È molto probabile che Enrico Letta decida di risolvere il “caso Fassina” seguendo il suo istinto da democristiano di vecchia scuola. Cioè evitando accuratamente di non sostituire il viceministro dimissionario. Il Presidente del Consiglio non ha mai dimenticato la regola dettata da Giulio Andreotti secondo cui “è meglio tirare a campare che tirare le cuoia”. Per cui, per tirare a campare il più a lungo possibile e non correre il rischio di tirare le cuoia in seguito ad un rimpasto destinato a sfociare facilmente in crisi, è prevedibile che reagisca alle dimissioni di Fassina facendo finta di nulla. Può essere che questa tattica aiuti Letta a tenere in piedi il governo. Di sicuro, però, la vicenda Fassina non aiuta il Pd a restare unito.

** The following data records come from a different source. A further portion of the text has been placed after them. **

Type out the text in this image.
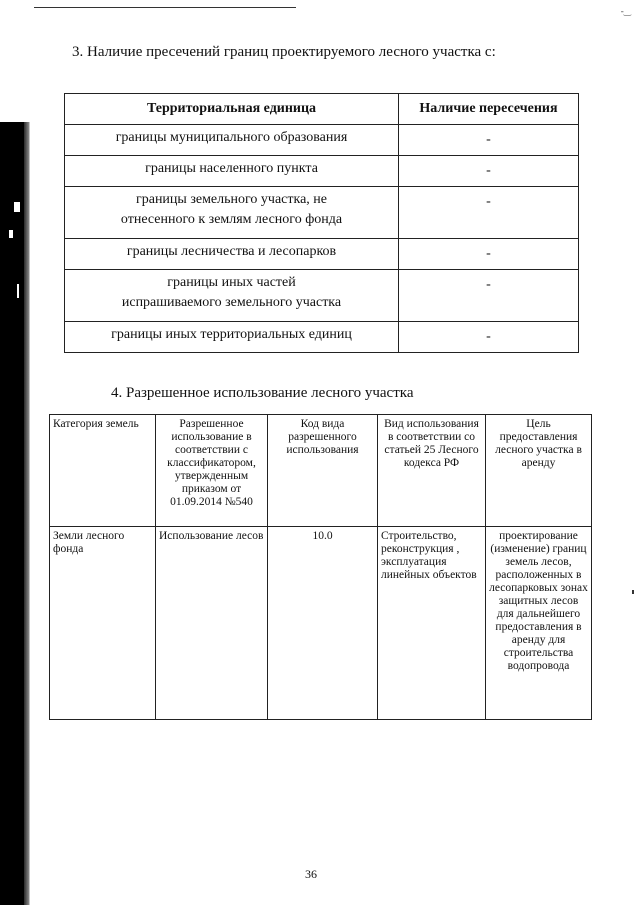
-‿
3. Наличие пресечений границ проектируемого лесного участка с:
Территориальная единица	Наличие пересечения
границы муниципального образования	-
границы населенного пункта	-
границы земельного участка, не отнесенного к землям лесного фонда	-
границы лесничества и лесопарков	-
границы иных частей испрашиваемого земельного участка	-
границы иных территориальных единиц	-
4. Разрешенное использование лесного участка
Категория земель	Разрешенное использование в соответствии с классификатором, утвержденным приказом от 01.09.2014 №540	Код вида разрешенного использования	Вид использования в соответствии со статьей 25 Лесного кодекса РФ	Цель предоставления лесного участка в аренду
Земли лесного фонда	Использование лесов	10.0	Строительство, реконструкция , эксплуатация линейных объектов	проектирование (изменение) границ земель лесов, расположенных в лесопарковых зонах защитных лесов для дальнейшего предоставления в аренду для строительства водопровода
36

Anzi, a distanza di meno di un mese dall’elezione plebiscitaria di Matteo Renzi alla segreteria del partito, riapre un congresso che non essendo mai stato celebrato di fatto non è mai stato concluso. Le Primarie all’italiana, infatti, sono una operazione mediatica ma non hanno nulla a che vedere con il tradizionale congresso di un partito organizzato secondo lo schema dei vecchi partiti di massa del Novecento europeo. Certo, Renzi è stato eletto segretario con una valanga di voti. Ed i suoi avversari sono stati umiliati da percentuali irrisorie. Ma la maggioranza dei propri voti il nuovo segretario li ha conquistati non nel recinto degli iscritti al partito, ma tra i simpatizzanti esterni. E ora, con il caso Fassina, la contraddizione viene allo scoperto.

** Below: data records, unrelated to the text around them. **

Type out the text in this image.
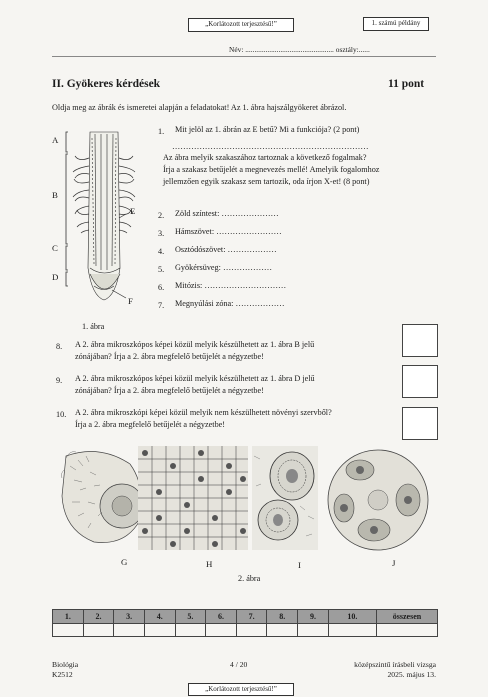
„Korlátozott terjesztésű!”	1. számú példány
Név: ................................................ osztály:......
II. Gyökeres kérdések	11 pont
Oldja meg az ábrák és ismeretei alapján a feladatokat! Az 1. ábra hajszálgyökeret ábrázol.
A
B
C
D
E
F
1. ábra
1. Mit jelöl az 1. ábrán az E betű? Mi a funkciója? (2 pont)
………………………………………………………………
Az ábra melyik szakaszához tartoznak a következő fogalmak?
Írja a szakasz betűjelét a megnevezés mellé! Amelyik fogalomhoz
jellemzően egyik szakasz sem tartozik, oda írjon X-et! (8 pont)
2. Zöld színtest: …………………
3. Hámszövet: ……………………
4. Osztódószövet: ………………
5. Gyökérsüveg: ………………
6. Mitózis: …………………………
7. Megnyúlási zóna: ………………
8. A 2. ábra mikroszkópos képei közül melyik készülhetett az 1. ábra B jelű
zónájában? Írja a 2. ábra megfelelő betűjelét a négyzetbe!
9. A 2. ábra mikroszkópos képei közül melyik készülhetett az 1. ábra D jelű
zónájában? Írja a 2. ábra megfelelő betűjelét a négyzetbe!
10. A 2. ábra mikroszkópi képei közül melyik nem készülhetett növényi szervből?
Írja a 2. ábra megfelelő betűjelét a négyzetbe!
G	H	I	J
2. ábra
1.	2.	3.	4.	5.	6.	7.	8.	9.	10.	összesen

Biológia
K2512
4 / 20	középszintű írásbeli vizsga
2025. május 13.
„Korlátozott terjesztésű!”
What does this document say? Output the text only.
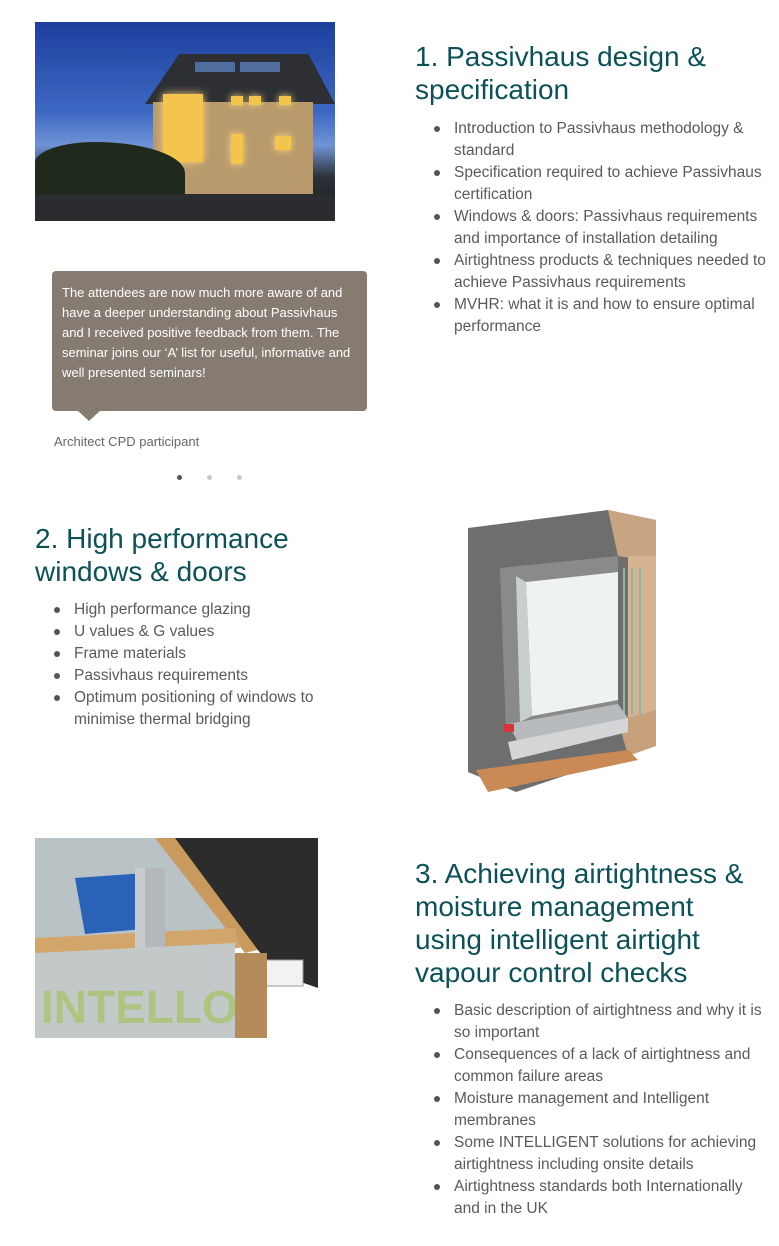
1. Passivhaus design & specification
Introduction to Passivhaus methodology & standard
Specification required to achieve Passivhaus certification
Windows & doors: Passivhaus requirements and importance of installation detailing
Airtightness products & techniques needed to achieve Passivhaus requirements
MVHR: what it is and how to ensure optimal performance
The attendees are now much more aware of and have a deeper understanding about Passivhaus and I received positive feedback from them. The seminar joins our ‘A’ list for useful, informative and well presented seminars!
Architect CPD participant
2. High performance windows & doors
High performance glazing
U values & G values
Frame materials
Passivhaus requirements
Optimum positioning of windows to minimise thermal bridging
INTELLO
3. Achieving airtightness & moisture management using intelligent airtight vapour control checks
Basic description of airtightness and why it is so important
Consequences of a lack of airtightness and common failure areas
Moisture management and Intelligent membranes
Some INTELLIGENT solutions for achieving airtightness including onsite details
Airtightness standards both Internationally and in the UK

Non è un caso che da settimane l’ex viceministro andava sostenendo la necessità di un rimpasto governativo che prendesse atto della nuova segreteria del Pd e sostituisse i rappresentanti governativi della vecchia guardia bersaniana con i rappresentanti della nuova guardia renziana. Il segretario, com’è noto, non vuole sentir parlare di rimpasto. Perché si rende conto che mandare al governo i suoi uomini senza poter contare sul sostegno di un gruppo parlamentare del Pd composto in larga maggioranza da bersaniani si risolverebbe in un massacro. Per questo la mossa di Fassina riapre il congresso mai celebrato. E lo fa sfidando il segretario a chiarire il suo rapporto con il governo Letta.
E accusandolo di avere una concezione proprietaria del partito che può anche avere il consenso degli esterni delle Primarie, ma che fa a pugni con la concezione nutrita dalla maggioranza degli iscritti contraria alla personalizzazione berlusconiana del leader. Letta può ignorare Fassina. Ma Renzi non può permettersi di fare altrettanto. Perché il gesto dell’ex viceministro dimostra in maniera inequivocabile che il plebiscito delle Primarie non ha eliminato affatto le divisioni interne del Pd. Anzi, le ha sicuramente radicalizzate.
Al punto che il segnale lanciato da Fassina può essere interpretato come l’avvio di una lunga marcia di un’opposizione a Renzi che potrebbe addirittura portare al logoramento progressivo della figura del segretario pronosticato a suo tempo da Massimo D’Alema. Per impedire di essere cucinato a fuoco lento da un’opposizione interna che controlla la maggioranza dei parlamentari, Matteo Renzi ha di fronte a sé una strada obbligata. Quella di puntare ancora una volta sul plebiscito elettorale. Di farlo nel minor tempo possibile. E fare in modo di non arrivare già cotto ad un voto anticipato abbinato alle elezioni europee. Con una possibile scissione in atto!